GPT-4o alone fixes only 54.3% of complex Verilog bugs on NVIDIA's CVDP benchmark. With VeriPilot, that number jumps to 85.71%.
That 31-percentage-point gain comes from a simple insight most end-to-end LLM debuggers miss: the root cause of a bug is often far from the failing test output. VeriPilot, described in a new arXiv paper from researchers at (presumably) multiple institutions, doesn't just feed compiler errors back to the LLM and hope for the best.
Golden models, not black-box outputs
VeriPilot relies on a golden reference model-essentially a correct but possibly non-synthesizable implementation of the same circuit. Instead of comparing only final outputs, the framework aligns internal variable semantics between the buggy Verilog and the golden model using LLM-based analysis.
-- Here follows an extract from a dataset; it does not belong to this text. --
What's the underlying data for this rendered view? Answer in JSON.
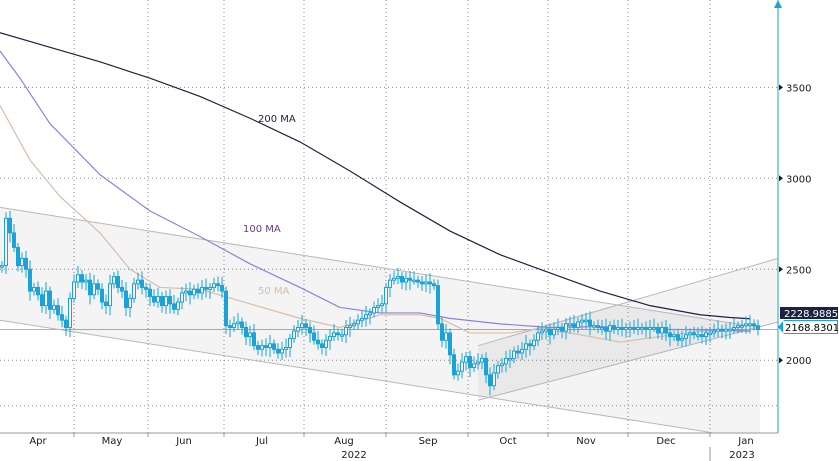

That lets it pinpoint exactly where signals diverge.
Once the divergence point is known, VeriPilot builds Control-Data-Flow Graphs (CDFGs) from static analysis and traces the signal path step by step. The output is a minimal set of suspicious code regions plus the correct corresponding logic from the golden model. The LLM gets structured, localized context instead of a wall of source code.
Results that speak for themselves
On the CVDP benchmark suite from NVIDIA, GPT-4o with VeriPilot achieves 85.71% repair success rate, up from 54.3% for GPT-4o alone. The paper doesn't report F1 scores for bug localization, but the repair improvement is large enough that the localization must be working.
The authors released the source code and benchmark on GitHub at https://github.com/YihanWn/VeriPilot.git. If you write hardware in Verilog or maintain EDA tooling, that repo is worth a clone before the weekend.
The next step is obvious: apply the same golden-model-guided signal tracing to other HDLs like VHDL or SystemVerilog assertions. If CDFG-based debugging generalizes beyond Verilog, the hardware verification cycle just got a lot shorter.